The UK's clubbing scene has a new drug. More addictive than crack cocaine or heroin, crystal meth creates a high that can last for days. Gary Leigh, a clubber who has taken the drug twice, says: "Every inhibition falls away - you feel almost like God. Cocaine is just a quick rush, but crystal meth goes on for hours and hours."
But as Leigh now knows, crystal meth, which is associated with reckless sexual marathons, has led to havoc among gay men in America. He has set up a website (www.lifeormeth.org) that spells out the dangers in graphic detail. I quote Chris, who took crystal meth for the first time at a party, and then took part in a 12-hour sex session with eight different men. "I would never have unsafe sex," he writes. "That night I had unsafe sex with at least three guys I know were HIV-positive. Just one bump of tina [crystal meth] is all it takes, and you want more and more."
In the US, the National Institute on Drug Abuse sees crystal meth as the nation's fastest-growing drug threat. According to the British charity Drug-Scope, "it is still fairly rare in the UK" and the government lists it only as a Class B drug. Yet David, who works with HIV-positive patients in the NHS (and therefore does not want his full name used), says: "Even over the past few months, usage has become much more prevalent. It's all over the gay websites - men are actually talking about injecting it, which previously was anathema."
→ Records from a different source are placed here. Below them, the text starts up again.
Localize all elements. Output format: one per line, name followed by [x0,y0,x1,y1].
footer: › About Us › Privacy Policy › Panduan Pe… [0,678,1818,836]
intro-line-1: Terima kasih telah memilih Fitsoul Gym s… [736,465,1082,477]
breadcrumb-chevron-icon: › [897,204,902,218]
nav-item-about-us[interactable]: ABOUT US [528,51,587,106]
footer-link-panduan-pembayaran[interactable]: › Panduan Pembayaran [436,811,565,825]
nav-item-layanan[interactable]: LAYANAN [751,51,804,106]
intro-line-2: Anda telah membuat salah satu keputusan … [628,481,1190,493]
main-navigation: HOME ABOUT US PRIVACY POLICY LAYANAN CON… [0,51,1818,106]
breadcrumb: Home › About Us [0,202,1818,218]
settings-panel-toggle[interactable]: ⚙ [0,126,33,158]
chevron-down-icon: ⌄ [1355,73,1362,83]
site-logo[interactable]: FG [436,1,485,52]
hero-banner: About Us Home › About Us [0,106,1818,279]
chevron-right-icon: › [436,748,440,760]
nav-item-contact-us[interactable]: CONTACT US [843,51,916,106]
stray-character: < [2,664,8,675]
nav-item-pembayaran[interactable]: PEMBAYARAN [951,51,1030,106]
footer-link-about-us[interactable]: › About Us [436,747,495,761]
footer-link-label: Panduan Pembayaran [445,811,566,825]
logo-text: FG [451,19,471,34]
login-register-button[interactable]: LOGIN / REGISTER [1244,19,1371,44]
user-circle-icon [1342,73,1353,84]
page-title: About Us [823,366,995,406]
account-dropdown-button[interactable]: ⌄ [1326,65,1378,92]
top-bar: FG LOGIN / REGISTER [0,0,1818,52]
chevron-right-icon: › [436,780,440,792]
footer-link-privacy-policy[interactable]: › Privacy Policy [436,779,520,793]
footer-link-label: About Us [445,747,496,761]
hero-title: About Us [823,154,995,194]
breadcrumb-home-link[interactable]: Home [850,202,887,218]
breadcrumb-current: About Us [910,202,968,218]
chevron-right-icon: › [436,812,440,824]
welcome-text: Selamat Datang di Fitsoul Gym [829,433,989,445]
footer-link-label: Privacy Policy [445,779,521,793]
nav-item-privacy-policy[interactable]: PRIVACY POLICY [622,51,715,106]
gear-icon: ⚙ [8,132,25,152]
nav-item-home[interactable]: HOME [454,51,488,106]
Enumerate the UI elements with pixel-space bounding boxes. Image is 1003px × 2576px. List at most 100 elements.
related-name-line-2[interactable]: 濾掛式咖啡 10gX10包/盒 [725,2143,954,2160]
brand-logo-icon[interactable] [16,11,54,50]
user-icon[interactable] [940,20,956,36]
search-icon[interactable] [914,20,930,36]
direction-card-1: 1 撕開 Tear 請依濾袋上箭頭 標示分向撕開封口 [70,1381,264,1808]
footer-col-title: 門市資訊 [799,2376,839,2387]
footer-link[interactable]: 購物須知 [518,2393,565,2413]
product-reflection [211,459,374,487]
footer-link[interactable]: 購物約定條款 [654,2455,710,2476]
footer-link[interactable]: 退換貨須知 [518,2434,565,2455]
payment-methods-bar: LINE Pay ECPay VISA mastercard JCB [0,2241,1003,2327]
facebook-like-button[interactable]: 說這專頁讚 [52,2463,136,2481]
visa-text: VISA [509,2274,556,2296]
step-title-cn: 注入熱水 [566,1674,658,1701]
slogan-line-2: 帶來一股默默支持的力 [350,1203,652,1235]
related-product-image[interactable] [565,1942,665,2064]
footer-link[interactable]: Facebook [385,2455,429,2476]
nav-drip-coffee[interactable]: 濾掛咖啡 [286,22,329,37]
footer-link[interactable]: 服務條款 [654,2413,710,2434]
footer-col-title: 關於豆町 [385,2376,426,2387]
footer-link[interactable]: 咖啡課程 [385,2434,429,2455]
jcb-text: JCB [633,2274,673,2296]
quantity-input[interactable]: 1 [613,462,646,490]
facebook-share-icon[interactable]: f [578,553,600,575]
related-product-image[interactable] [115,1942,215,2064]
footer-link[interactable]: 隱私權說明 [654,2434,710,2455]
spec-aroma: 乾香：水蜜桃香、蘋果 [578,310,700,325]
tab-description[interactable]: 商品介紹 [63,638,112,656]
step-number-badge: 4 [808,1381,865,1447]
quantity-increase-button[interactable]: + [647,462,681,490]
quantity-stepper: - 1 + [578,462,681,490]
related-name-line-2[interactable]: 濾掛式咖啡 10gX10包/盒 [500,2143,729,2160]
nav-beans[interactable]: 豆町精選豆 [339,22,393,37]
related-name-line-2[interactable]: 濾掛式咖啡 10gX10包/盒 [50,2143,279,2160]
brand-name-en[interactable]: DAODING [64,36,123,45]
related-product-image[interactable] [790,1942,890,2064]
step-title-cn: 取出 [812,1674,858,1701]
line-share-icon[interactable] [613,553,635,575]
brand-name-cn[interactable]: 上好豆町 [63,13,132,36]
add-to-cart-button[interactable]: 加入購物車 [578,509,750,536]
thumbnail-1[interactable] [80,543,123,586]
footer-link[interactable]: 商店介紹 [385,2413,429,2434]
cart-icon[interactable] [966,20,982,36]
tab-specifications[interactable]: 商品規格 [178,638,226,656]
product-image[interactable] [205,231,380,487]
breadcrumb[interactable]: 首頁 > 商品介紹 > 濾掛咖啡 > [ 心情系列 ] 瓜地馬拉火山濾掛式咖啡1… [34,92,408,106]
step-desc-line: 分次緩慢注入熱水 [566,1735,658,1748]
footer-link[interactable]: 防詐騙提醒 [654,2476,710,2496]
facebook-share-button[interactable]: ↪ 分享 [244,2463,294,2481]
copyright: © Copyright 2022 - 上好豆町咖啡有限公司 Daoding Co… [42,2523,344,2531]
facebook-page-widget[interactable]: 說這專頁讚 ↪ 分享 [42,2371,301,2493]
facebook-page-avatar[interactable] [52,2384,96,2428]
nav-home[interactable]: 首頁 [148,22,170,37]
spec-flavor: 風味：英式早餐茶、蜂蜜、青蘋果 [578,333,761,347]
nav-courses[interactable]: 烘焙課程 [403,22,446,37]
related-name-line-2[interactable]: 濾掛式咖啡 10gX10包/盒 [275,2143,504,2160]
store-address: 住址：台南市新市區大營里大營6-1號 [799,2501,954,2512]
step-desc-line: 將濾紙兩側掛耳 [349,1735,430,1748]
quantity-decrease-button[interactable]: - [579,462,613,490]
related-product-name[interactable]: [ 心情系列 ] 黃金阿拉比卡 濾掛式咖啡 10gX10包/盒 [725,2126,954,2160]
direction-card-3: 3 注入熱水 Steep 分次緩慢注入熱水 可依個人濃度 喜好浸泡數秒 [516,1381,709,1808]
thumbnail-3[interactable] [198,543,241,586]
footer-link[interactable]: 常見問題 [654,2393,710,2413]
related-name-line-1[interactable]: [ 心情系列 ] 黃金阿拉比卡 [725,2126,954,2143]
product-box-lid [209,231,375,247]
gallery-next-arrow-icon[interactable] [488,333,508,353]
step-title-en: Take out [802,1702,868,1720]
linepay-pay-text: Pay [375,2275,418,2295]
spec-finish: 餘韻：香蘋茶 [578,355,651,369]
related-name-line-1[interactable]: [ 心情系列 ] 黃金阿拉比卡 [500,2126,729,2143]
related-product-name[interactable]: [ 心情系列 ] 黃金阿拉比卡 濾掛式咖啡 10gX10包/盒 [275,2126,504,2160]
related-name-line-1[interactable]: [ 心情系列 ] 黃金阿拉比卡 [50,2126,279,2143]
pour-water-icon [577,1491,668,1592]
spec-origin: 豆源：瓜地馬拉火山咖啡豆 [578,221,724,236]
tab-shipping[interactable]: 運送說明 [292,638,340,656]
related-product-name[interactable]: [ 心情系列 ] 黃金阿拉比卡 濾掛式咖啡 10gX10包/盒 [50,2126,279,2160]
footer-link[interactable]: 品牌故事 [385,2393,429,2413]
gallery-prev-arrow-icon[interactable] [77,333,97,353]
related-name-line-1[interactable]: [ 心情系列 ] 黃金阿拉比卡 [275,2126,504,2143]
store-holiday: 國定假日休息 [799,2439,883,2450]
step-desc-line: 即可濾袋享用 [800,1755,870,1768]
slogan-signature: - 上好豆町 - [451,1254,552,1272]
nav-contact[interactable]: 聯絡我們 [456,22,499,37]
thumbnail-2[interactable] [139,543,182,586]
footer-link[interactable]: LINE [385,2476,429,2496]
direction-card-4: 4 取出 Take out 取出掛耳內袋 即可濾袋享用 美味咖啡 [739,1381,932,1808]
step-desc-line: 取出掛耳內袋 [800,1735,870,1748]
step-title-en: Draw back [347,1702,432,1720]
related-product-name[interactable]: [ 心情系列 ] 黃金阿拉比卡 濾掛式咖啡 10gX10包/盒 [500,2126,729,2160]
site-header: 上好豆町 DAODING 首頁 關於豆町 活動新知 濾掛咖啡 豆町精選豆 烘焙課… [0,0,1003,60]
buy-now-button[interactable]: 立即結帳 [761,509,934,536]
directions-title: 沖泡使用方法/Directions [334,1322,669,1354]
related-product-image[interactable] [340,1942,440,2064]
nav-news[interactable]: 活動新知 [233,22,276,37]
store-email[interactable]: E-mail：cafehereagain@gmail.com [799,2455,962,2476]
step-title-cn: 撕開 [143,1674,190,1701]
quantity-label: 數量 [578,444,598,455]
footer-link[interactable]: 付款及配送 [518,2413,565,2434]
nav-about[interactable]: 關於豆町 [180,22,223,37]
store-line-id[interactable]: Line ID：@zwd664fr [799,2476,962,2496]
Leigh says the problem could easily be nipped in the bud. But club owners are more worried about gamma hydroxybutyrate (GHB), a depressant causing big problems among clubbers. Crystal, says Leigh, "is creeping in the back door".
Otherwise called tina, ice, krank or glass, the chemical name for crystal meth is methamphetamine, a more powerful version of amphetamine. It can be smoked, snorted, injected, or taken orally. Synthesised in Japan in 1919, it was widely used in the Second World War to keep soldiers awake for long periods of fighting. Because its highs are so long-lasting, the lows are correspondingly severe, and in extreme cases can lead to paranoia, hallucinations and suicide.
The New York singer/songwriter Rufus Wainwright has reported: "I went blind at one point. I was constantly sweating. By the end, I couldn't go an hour without weeping." A court in Canada heard last year how an addict climbed on to a roof in order to take a meat cleaver to imaginary people.
These are extreme reactions, but there is another danger. When a man was recently diagnosed in New York suffering from a strain of Aids resistant to most treatments, one doctor was quick to point a finger at his lifestyle. To date he is an isolated case, but Dr James Braun of the US Physicians' Research Network said: "This was a disaster waiting to happen, particularly in communities where safer sex is not practised regularly and in light of people using drugs like crystal meth."
Will Nutland, head of gay men's health promotion at the Terrence Higgins Trust, says it has never been conclusively shown that there is a correlation between crystal meth and the rise of HIV and other sexually transmitted diseases. "However, we are definitely seeing a trickle of men with HIV using crystal meth, and this is creating problems. They're failing to take medication properly, they're not sleeping well, and as a result they're aggravating their condition."
And David says: "We reckon that Britain is about four to five years behind America, but finally there's a glimmer of awareness. There is clinical evidence that not only does it impair medication for people who are HIV-positive, but it also destroys the immune system all on its own. If you're addicted, it can be a death sentence."